As 2023 got underway, Florida Gov. Ron DeSantis’ administration struggled with a controversy involving race, history, and education. Florida’s Department of Education had just banned schools from teaching an Advanced Placement course in African American studies, and as my MSNBC colleague Ja’han Jones explained in January, the governor’s defense fell far short.

Six months later, those developments look like an indicator of where the state was headed. NBC News reported late last week:

Florida’s public schools will now teach students that some Black people benefited from slavery because it taught them useful skills, part of new African American history standards approved Wednesday that were blasted by a state teachers’ union as a “step backward.”

To be sure, there’s one line from the Florida State Board of Education’s new standards that’s generating the most attention, and for good reason: According to the new standards, students are supposed to learn that slaves “developed skills which, in some instances, could be applied for their personal benefit.”

It’s rooted in the idea that somehow that Florida’s young people should know that there might’ve been some upsides to being enslaved. This has faced fierce pushback, and for good reason.

But the larger controversy is about more than one line from a 216-page document. Kevin Kruse, a history professor at Princeton, wrote an analysis, highlighting several parts in which the standards reflected “the clumsy influence of partisan politics.” For example, conservative and Republican figures from history are elevated in the document, which also referenced a civil rights law that doesn’t exist.

Kevin Drum added in a related analysis, “In the high school section, instruction for the antebellum period includes 28 separate standards, of which more than a third (10 of 28) are related to abolition and other efforts to restrain slavery. Only two — if I’m counting generously — have anything to say about the conditions of slavery. Only one is about conditions in America itself, and it’s deliberately phrased to make it seem like Southern plantations were not so bad, comparatively speaking.”

For his part, the governor’s initial line was that he “wasn’t involved” in the creation of the standards. “I didn’t do it and I wasn’t involved in it,” DeSantis argued.

This attempt at avoiding responsibility might’ve been more persuasive if the Florida Republican hadn’t appointed the board members who wrote and approved the controversial standards.

But just as notable was DeSantis’ other line to reporters on Friday: In reference to his state’s new standards, the struggling presidential candidate said, “They’re probably going to show that some of the folks that eventually parlayed, you know, being a blacksmith into doing things later in life.”

In other words, as DeSantis sees it, the most controversial line in the Florida State Board of Education’s new standards is entirely defensible, and slavery indirectly benefited “some of the folks” who were bought, sold, and treated as property.

Let’s also note for context that DeSantis not only majored in history at Yale, he also worked as a history teacher.

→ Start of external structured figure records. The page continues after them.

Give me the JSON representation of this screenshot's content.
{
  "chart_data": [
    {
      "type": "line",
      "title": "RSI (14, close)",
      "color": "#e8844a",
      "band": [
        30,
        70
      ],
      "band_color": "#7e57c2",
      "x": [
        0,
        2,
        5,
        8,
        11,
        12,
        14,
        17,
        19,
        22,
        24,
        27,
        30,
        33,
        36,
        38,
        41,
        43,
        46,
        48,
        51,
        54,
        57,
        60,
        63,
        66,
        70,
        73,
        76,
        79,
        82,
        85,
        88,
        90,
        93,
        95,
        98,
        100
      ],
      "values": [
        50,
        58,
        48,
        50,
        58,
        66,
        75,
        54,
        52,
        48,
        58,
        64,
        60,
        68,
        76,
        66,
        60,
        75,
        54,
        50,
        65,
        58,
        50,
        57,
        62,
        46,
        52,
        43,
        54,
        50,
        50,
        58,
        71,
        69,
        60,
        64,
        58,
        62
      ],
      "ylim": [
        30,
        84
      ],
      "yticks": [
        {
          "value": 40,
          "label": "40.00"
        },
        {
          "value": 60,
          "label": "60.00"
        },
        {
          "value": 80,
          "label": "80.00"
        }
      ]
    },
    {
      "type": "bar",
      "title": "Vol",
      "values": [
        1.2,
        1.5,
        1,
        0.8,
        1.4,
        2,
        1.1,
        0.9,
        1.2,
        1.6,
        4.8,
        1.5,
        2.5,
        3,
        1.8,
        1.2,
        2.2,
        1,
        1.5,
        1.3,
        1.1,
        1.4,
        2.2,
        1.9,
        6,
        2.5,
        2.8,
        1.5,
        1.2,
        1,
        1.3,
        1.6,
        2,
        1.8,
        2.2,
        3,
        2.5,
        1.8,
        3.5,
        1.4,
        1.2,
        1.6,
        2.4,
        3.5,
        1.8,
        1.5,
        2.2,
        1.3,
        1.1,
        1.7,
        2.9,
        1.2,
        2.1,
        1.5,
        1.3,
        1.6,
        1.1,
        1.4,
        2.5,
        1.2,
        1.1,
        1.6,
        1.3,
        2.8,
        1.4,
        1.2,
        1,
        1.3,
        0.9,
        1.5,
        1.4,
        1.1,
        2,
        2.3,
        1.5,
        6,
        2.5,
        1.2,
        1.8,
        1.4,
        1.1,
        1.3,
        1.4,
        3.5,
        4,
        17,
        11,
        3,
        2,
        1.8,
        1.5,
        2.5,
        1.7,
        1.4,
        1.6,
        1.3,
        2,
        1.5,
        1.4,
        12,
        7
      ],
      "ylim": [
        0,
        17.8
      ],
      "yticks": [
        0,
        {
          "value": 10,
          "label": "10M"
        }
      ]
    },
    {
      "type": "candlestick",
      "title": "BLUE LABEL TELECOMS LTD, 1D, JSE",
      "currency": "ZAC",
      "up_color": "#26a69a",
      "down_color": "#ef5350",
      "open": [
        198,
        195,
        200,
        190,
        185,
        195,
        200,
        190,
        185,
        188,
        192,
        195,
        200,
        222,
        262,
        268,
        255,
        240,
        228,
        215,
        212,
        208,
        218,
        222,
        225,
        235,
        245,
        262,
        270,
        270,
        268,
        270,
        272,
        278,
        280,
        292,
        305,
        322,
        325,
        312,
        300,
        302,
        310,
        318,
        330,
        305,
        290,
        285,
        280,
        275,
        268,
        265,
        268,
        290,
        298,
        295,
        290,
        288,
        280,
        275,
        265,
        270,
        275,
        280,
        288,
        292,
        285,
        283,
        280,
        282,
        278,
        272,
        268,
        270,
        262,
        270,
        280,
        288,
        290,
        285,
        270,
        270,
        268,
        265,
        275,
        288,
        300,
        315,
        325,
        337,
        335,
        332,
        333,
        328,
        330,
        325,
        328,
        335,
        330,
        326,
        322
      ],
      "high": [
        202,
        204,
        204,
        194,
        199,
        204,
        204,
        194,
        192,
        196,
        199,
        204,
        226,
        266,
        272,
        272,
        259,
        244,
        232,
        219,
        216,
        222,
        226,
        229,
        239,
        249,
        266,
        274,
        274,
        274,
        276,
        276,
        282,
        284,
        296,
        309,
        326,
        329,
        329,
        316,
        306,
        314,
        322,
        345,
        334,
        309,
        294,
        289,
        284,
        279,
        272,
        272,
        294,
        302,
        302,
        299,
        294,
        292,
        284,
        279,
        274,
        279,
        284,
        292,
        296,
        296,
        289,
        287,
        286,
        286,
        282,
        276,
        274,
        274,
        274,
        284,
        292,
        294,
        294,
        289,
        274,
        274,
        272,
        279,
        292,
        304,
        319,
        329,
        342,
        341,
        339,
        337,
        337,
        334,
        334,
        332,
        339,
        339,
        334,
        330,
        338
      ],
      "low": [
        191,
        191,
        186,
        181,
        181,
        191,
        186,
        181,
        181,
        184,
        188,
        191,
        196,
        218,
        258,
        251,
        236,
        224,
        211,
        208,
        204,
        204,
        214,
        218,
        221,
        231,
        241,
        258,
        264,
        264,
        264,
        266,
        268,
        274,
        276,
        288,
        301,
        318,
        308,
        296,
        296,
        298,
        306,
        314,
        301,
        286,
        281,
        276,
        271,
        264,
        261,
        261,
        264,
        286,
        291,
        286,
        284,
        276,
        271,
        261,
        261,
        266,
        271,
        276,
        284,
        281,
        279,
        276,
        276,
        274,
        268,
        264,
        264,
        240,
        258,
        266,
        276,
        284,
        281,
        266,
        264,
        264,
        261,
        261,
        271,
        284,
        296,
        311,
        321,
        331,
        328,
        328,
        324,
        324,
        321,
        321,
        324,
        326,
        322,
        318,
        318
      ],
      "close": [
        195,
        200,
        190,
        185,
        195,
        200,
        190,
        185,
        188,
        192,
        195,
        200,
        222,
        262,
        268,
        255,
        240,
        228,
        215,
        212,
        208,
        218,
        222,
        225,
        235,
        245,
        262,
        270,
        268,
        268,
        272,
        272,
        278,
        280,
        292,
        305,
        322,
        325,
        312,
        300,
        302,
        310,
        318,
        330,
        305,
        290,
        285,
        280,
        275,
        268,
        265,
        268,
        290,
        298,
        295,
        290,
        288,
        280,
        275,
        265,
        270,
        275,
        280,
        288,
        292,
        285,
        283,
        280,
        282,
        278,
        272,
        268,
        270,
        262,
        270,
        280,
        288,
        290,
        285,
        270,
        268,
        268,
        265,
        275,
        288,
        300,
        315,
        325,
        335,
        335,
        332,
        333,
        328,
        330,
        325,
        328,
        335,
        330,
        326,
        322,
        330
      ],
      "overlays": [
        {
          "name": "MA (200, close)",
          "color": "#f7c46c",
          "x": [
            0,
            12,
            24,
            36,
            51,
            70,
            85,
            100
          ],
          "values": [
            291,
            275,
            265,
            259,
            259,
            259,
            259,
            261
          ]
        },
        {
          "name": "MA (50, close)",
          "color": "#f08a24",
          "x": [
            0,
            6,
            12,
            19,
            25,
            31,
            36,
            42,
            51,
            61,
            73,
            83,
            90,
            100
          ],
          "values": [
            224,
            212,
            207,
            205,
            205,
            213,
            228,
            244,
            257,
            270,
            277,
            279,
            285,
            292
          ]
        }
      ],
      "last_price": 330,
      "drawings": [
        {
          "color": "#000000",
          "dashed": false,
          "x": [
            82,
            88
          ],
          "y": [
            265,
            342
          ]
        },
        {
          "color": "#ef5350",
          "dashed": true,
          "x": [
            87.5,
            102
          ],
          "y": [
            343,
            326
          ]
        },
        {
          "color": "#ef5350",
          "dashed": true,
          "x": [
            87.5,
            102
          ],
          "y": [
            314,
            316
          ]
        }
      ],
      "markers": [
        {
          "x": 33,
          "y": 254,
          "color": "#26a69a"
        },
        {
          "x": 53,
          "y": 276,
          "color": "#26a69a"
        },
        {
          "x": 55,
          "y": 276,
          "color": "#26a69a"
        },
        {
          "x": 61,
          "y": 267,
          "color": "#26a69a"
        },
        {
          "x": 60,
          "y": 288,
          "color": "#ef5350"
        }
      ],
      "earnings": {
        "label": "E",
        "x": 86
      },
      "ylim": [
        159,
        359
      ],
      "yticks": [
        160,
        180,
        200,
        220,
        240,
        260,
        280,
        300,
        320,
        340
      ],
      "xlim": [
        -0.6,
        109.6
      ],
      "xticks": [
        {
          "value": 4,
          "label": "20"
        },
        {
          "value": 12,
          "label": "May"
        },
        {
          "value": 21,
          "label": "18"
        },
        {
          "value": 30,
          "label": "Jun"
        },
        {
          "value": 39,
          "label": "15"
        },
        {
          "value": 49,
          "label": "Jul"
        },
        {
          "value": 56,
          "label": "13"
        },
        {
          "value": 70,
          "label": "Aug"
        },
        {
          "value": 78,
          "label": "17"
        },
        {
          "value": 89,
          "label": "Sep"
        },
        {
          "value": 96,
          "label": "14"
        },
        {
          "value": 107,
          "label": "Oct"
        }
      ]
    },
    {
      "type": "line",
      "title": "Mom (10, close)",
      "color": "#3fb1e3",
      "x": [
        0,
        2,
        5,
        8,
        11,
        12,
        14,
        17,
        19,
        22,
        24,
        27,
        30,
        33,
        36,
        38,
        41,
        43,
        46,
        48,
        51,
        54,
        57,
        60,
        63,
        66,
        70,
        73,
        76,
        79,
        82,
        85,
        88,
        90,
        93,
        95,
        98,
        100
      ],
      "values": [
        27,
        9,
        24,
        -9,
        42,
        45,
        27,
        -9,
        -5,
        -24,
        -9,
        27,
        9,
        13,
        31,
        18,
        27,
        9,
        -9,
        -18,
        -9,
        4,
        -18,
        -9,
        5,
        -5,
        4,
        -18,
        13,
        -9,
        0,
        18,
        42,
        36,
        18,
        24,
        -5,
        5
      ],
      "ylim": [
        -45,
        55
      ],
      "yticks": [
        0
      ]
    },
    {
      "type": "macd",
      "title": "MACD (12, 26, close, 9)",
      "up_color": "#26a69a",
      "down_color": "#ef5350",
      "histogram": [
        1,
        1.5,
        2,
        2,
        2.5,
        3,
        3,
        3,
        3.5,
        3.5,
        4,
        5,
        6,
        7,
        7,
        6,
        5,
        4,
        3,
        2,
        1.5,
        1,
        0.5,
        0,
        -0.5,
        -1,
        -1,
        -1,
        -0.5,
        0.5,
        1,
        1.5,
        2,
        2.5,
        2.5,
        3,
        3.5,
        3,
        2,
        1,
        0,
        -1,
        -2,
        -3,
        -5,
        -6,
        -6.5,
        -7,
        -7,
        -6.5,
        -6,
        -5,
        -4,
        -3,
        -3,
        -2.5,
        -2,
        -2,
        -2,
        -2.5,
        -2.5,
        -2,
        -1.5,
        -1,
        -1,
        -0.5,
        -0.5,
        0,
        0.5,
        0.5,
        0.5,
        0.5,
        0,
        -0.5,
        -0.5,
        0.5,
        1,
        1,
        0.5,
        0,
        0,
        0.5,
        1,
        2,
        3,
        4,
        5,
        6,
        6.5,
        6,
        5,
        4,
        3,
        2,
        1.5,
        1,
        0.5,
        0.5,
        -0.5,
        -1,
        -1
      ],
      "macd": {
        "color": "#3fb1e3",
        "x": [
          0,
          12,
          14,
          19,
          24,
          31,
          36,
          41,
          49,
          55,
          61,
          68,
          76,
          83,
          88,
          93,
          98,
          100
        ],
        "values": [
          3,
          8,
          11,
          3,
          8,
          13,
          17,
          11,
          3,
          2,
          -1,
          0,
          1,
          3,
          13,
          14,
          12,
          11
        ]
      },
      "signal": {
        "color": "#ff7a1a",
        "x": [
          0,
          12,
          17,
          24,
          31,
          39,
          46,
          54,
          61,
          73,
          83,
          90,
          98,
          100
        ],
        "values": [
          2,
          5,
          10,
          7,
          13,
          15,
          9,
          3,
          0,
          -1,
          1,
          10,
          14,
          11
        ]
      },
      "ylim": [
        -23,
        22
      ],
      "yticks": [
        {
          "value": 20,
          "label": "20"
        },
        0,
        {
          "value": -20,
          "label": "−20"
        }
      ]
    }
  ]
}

The far-right candidate, in other words, really ought to know better.

In case this weren’t quite enough, after Vice President Kamala Harris denounced the new state standards in no uncertain terms —  “They want to replace history with lies,” she said in remarks delivered in Jacksonville — DeSantis thought it’d be a good idea to respond to her by accusing the vice president of trying to “chirp” and “demagogue.”

If the governor thinks these responses are helping, or making himself or Florida look better, he’s mistaken.